John Macdonald writes:
He showed a list, the same common sentence tagged with a variety of
different embellishments. He considered whether they should be
considered equivalent to the underlying sentence. Depending upon the
particular tags, some did and some did not - some tags affect the
meaning as well as the presentation. (If I recall correctly, one
example would be that "<SARCASM>something</SARCASM>" should be
considered as not equal to "something", while
"<EMPHASIS>something</EMPHASIS>" would be equal. His examples were a
lot better though.)
It is not clear that there *can be* a binary separation between
content and markup.
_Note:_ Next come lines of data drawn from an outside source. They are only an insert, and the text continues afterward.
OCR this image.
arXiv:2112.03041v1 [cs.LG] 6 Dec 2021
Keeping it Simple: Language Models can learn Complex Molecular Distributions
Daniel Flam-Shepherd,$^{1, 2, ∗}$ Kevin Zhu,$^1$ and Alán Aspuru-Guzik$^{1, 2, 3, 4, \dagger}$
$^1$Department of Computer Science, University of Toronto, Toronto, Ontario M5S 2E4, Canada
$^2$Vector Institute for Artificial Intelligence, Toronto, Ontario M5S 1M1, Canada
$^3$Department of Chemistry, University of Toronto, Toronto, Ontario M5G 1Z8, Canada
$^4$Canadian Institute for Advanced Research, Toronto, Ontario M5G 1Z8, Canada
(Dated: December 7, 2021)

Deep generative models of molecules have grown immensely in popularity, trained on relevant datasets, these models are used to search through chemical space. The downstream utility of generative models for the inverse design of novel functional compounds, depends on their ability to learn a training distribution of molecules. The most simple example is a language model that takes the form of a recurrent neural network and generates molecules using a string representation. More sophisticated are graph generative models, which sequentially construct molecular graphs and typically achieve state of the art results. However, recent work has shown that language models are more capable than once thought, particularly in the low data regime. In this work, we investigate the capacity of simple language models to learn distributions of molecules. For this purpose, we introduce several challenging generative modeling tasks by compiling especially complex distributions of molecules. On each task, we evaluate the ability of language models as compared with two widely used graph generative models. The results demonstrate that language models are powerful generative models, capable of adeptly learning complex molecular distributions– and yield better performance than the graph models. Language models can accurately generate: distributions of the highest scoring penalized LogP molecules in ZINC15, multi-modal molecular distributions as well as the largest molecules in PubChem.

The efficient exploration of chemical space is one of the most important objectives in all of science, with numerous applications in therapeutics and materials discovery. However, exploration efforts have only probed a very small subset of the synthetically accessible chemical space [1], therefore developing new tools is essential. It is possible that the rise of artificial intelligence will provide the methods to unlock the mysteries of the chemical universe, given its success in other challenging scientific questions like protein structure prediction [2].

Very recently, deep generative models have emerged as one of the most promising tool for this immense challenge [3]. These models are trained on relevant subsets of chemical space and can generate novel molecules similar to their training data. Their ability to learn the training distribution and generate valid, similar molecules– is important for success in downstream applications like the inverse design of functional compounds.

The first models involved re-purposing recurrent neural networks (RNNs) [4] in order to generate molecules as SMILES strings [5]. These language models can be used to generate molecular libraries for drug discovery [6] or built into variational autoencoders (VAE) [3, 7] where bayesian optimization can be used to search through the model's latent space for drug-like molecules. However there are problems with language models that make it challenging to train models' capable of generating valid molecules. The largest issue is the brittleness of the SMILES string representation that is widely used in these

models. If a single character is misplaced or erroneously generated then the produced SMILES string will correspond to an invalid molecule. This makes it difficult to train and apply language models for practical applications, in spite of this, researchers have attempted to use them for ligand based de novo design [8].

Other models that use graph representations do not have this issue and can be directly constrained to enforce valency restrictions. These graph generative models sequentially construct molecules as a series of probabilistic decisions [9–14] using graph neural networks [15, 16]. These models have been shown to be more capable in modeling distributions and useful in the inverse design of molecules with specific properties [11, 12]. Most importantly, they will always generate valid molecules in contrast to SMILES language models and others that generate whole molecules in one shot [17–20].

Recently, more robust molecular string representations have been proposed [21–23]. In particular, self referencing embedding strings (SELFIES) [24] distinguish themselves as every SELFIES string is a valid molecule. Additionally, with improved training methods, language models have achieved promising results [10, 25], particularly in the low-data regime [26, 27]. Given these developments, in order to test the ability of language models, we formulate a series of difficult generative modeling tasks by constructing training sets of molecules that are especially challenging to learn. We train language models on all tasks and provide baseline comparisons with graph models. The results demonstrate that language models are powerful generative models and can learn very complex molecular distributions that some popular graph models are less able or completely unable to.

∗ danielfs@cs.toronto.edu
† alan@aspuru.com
When a tag partially fit into both camps, an
in-line scheme works better because it is the reader that gets to
decide whether a particular kind of item is content or markup. The
downside is that there can be many such decisions, so you really want
an underlying default choice of content/markup that is usually right
so that it only need be overridden for unusual cases. Without good
defaults, reading is a lot harder.
See my reply to Chaim's (?) mail. The default with ignore-markup
should be to ignore all 0-width data (markup). If you want to require
some markup, you just insert the corresponding "char" into a REx. If
you want to require an absense of some markup, you insert negative
lookahead.
This is the advantage of inband meta-data: no new syntax is required.
Ilya